Existing community workarounds only handle **very simple words** like ভয়, রাগ —
but fail completely for real tokens:

| Word | Meaning | Renders correctly? |
|---|---|---|
| খুশি | happiness | ❌ matra misplaced |
| দৃষ্টিভঙ্গি | perspective | ❌ conjuncts broken |
| শ্রদ্ধা | respect | ❌ cluster split |
| ব্যবস্থাপনা | management | ❌ multiple failures |
| হাস্যোজ্জ্বল | smiling | ❌ unrecognisable |

**Before bangla-render:** no PyPI package, no correct shaping, no heatmap support,
no tick-label API, people relied on Bijoy/ANSI hacks or hand-exported PNGs.

**bangla-render fills this gap — for the first time, fully.**

---

## 🧪 Running the Test Suite

```bash
git clone https://github.com/mbs57/bangla-render.git
cd bangla-render
pip install -e .
python tests/test_suite.py
```

Outputs saved to `test_outputs/`. Debug JSON reports saved to `test_outputs/debug/`.  
Benchmark results saved to `test_outputs/benchmark_results.txt` and `.json`.

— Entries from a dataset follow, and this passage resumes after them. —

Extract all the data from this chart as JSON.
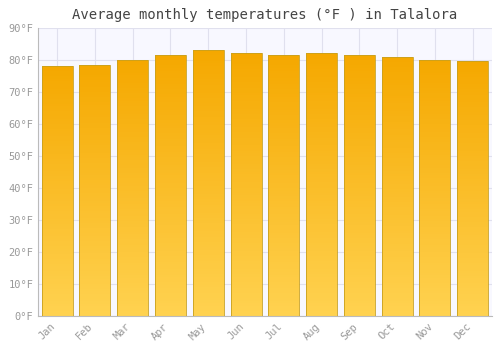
{
  "title": "Average monthly temperatures (°F ) in Talalora",
  "months": [
    "Jan",
    "Feb",
    "Mar",
    "Apr",
    "May",
    "Jun",
    "Jul",
    "Aug",
    "Sep",
    "Oct",
    "Nov",
    "Dec"
  ],
  "values": [
    78,
    78.5,
    80,
    81.5,
    83,
    82,
    81.5,
    82,
    81.5,
    81,
    80,
    79.5
  ],
  "ylim": [
    0,
    90
  ],
  "yticks": [
    0,
    10,
    20,
    30,
    40,
    50,
    60,
    70,
    80,
    90
  ],
  "bar_color_top": "#F5A800",
  "bar_color_bottom": "#FFD060",
  "bar_edge_color": "#B8860B",
  "background_color": "#FFFFFF",
  "plot_bg_color": "#F8F8FF",
  "grid_color": "#E0E0EE",
  "title_fontsize": 10,
  "tick_fontsize": 7.5,
  "font_color": "#999999"
}
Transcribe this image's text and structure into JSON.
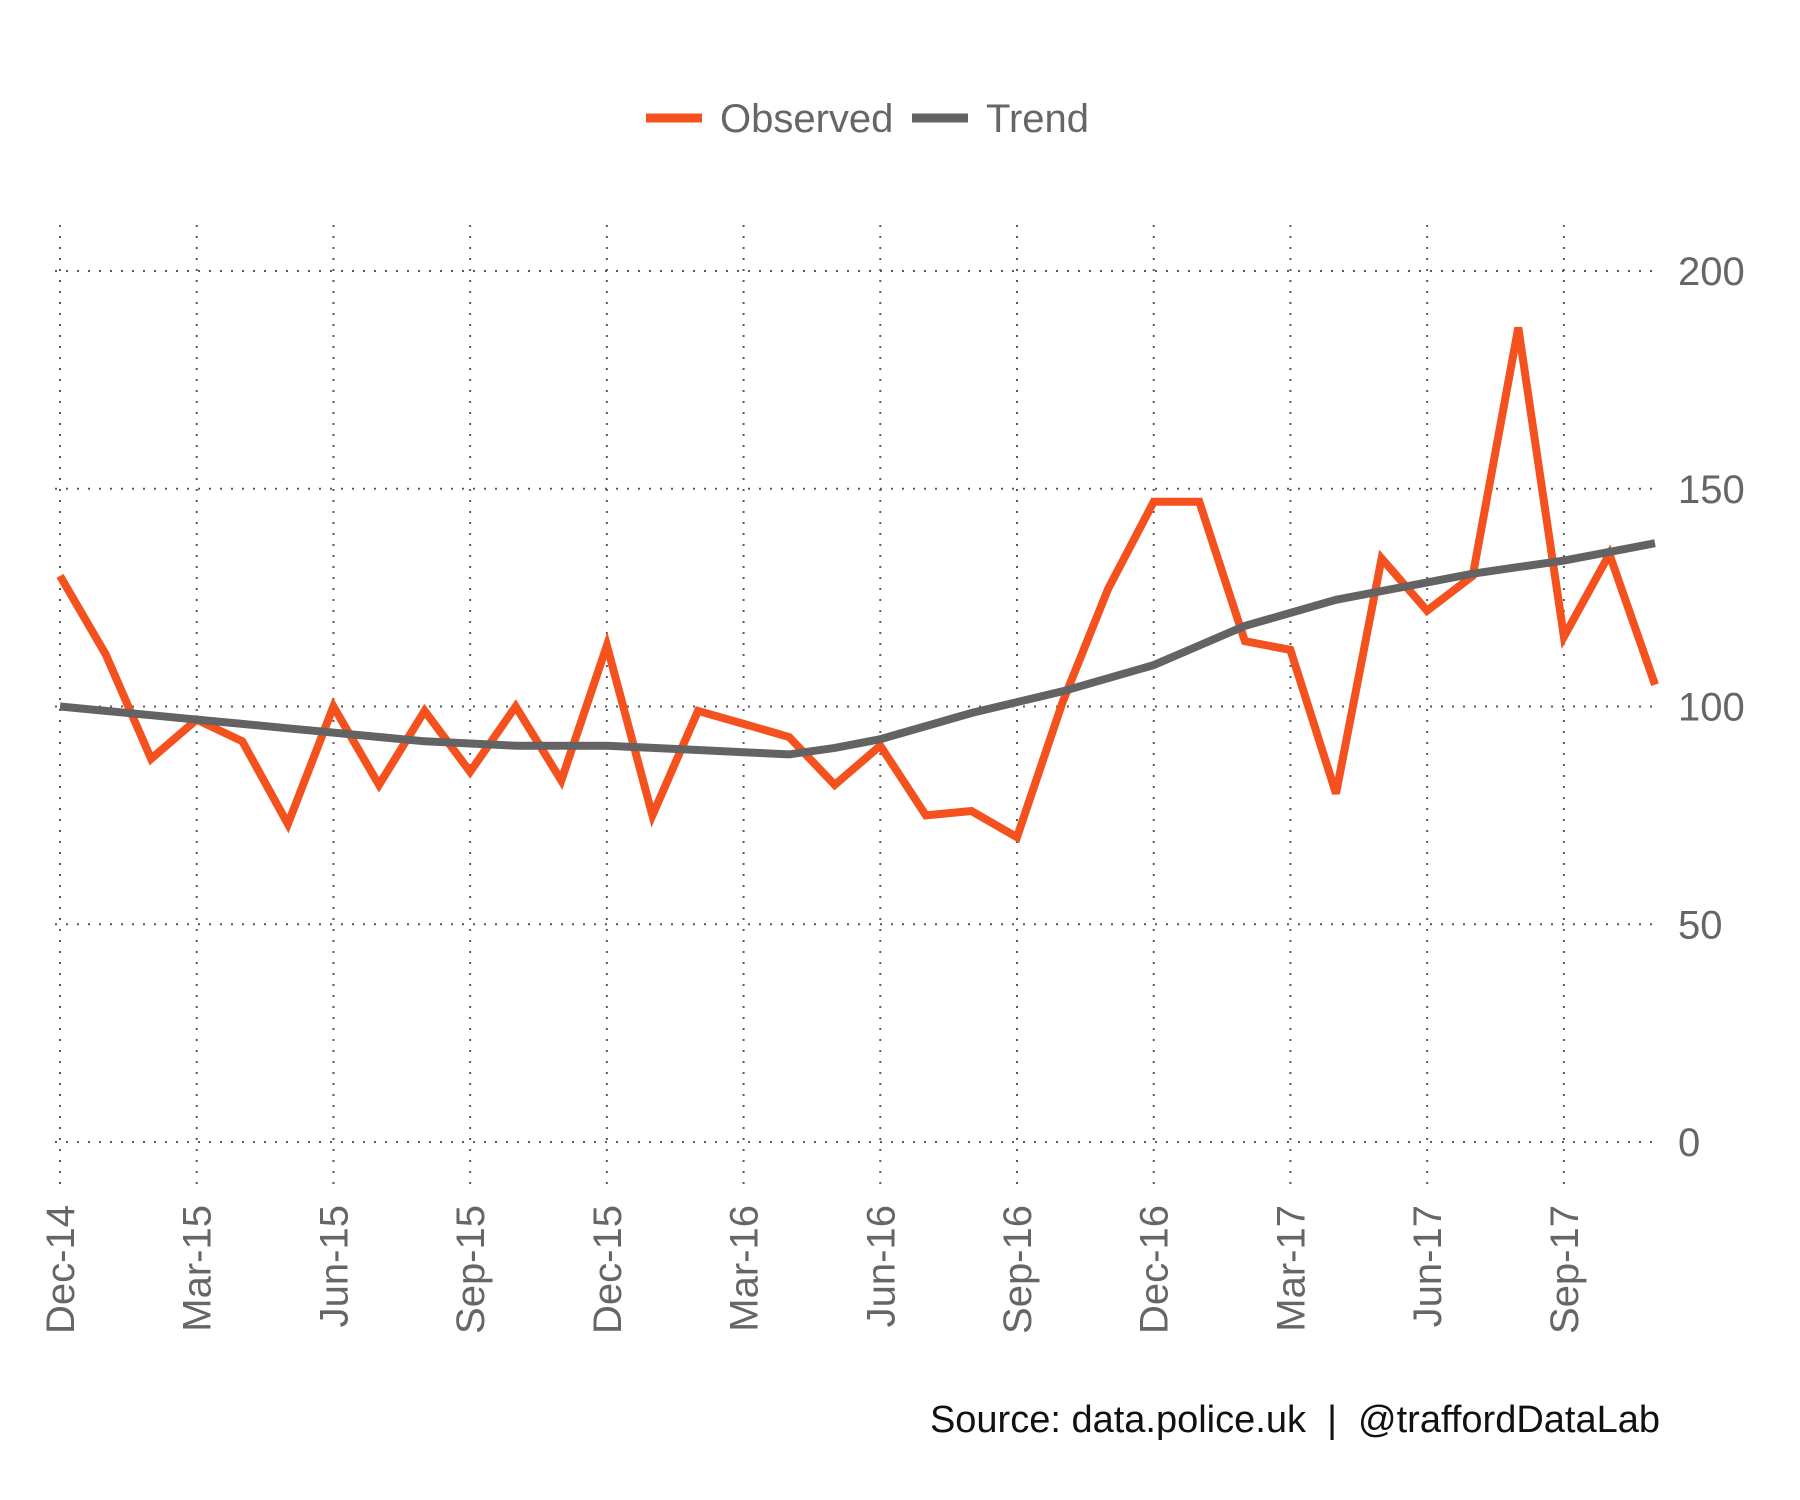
{
  "chart_data": {
    "type": "line",
    "caption": "Source: data.police.uk  |  @traffordDataLab",
    "legend_position": "top",
    "grid": true,
    "grid_style": "dotted",
    "y_axis_side": "right",
    "ylim": [
      0,
      200
    ],
    "y_ticks": [
      0,
      50,
      100,
      150,
      200
    ],
    "x_tick_labels": [
      "Dec-14",
      "Mar-15",
      "Jun-15",
      "Sep-15",
      "Dec-15",
      "Mar-16",
      "Jun-16",
      "Sep-16",
      "Dec-16",
      "Mar-17",
      "Jun-17",
      "Sep-17"
    ],
    "x": [
      "Dec-14",
      "Jan-15",
      "Feb-15",
      "Mar-15",
      "Apr-15",
      "May-15",
      "Jun-15",
      "Jul-15",
      "Aug-15",
      "Sep-15",
      "Oct-15",
      "Nov-15",
      "Dec-15",
      "Jan-16",
      "Feb-16",
      "Mar-16",
      "Apr-16",
      "May-16",
      "Jun-16",
      "Jul-16",
      "Aug-16",
      "Sep-16",
      "Oct-16",
      "Nov-16",
      "Dec-16",
      "Jan-17",
      "Feb-17",
      "Mar-17",
      "Apr-17",
      "May-17",
      "Jun-17",
      "Jul-17",
      "Aug-17",
      "Sep-17",
      "Oct-17",
      "Nov-17"
    ],
    "series": [
      {
        "name": "Observed",
        "color": "#f4511e",
        "values": [
          130,
          112,
          88,
          97,
          92,
          73,
          100,
          82,
          99,
          85,
          100,
          83,
          114,
          75,
          99,
          96,
          93,
          82,
          91,
          75,
          76,
          70,
          101,
          127,
          147,
          147,
          115,
          113,
          80,
          134,
          122,
          130,
          187,
          116,
          135,
          105
        ]
      },
      {
        "name": "Trend",
        "color": "#636363",
        "values": [
          100,
          99,
          98,
          97,
          96,
          95,
          94,
          93,
          92,
          91.5,
          91,
          91,
          91,
          90.5,
          90,
          89.5,
          89,
          90.5,
          92.5,
          95.5,
          98.5,
          101,
          103.5,
          106.5,
          109.5,
          114,
          118.5,
          121.5,
          124.5,
          126.5,
          128.5,
          130.5,
          132,
          133.5,
          135.5,
          137.5
        ]
      }
    ]
  }
}
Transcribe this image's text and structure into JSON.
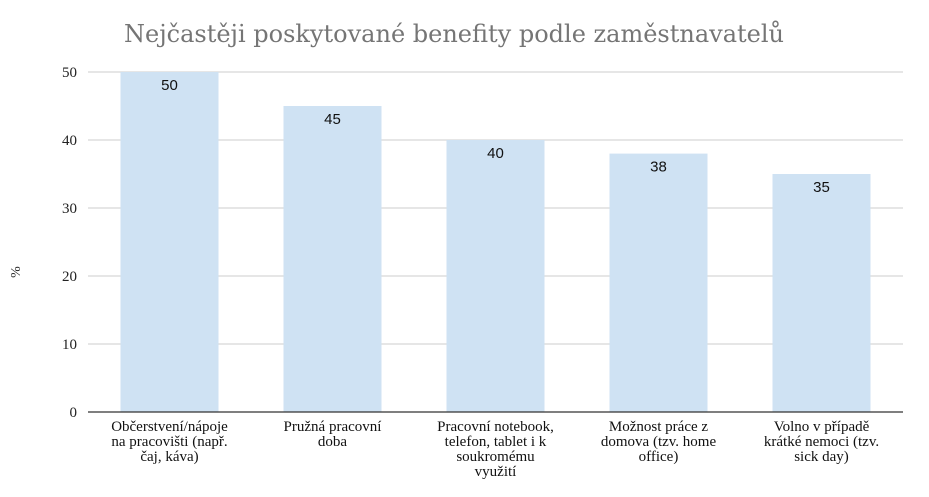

To run the Indic script demo (Hindi + Tamil):

```bash
python tests/test_indic_demo.py
```

---

## 🗺 Roadmap

- [x] v0.1 — Bengali rendering for title, xlabel, ylabel, heatmap cells
- [x] v0.2 — Five-module architecture, font validation, LRU cache, tick labels, Indic scripts, layout engine
- [ ] v0.3 — Mixed Bengali + MathText (`$\alpha$`) support
- [ ] v0.4 — Vector output via SVG path extraction
- [ ] v0.5 — Extend verified Indic support: Odia, Gujarati, Malayalam, Telugu
- [ ] v1.0 — Production-ready stable release and full documentation site
---

## 📄 License

MIT License — free for personal, academic, and commercial use.

---

## 📖 Citation

If you use bangla-render in research, please cite:

```bibtex
@article{shuvo2025banglarender,
  title   = {bangla-render: Correct Bengali Text Rendering for
             Matplotlib \& Seaborn Using Qt/HarfBuzz},
  author  = {Shuvo, Mrinal Basak},
  journal = {SoftwareX},
  year    = {2025},
  note    = {Under review, Manuscript SOFTX-D-25-00884}
}
```

---

## ⭐ Acknowledgements

This project aims to make scientific and data visualisation accessible to
**millions of Bengali speakers** — helping students, educators, analysts,
and researchers present data in their native language.

Built on the shoulders of Qt, HarfBuzz, Matplotlib, NumPy, and PySide6.
Thanks to early users whose feedback shaped the API and layout engine.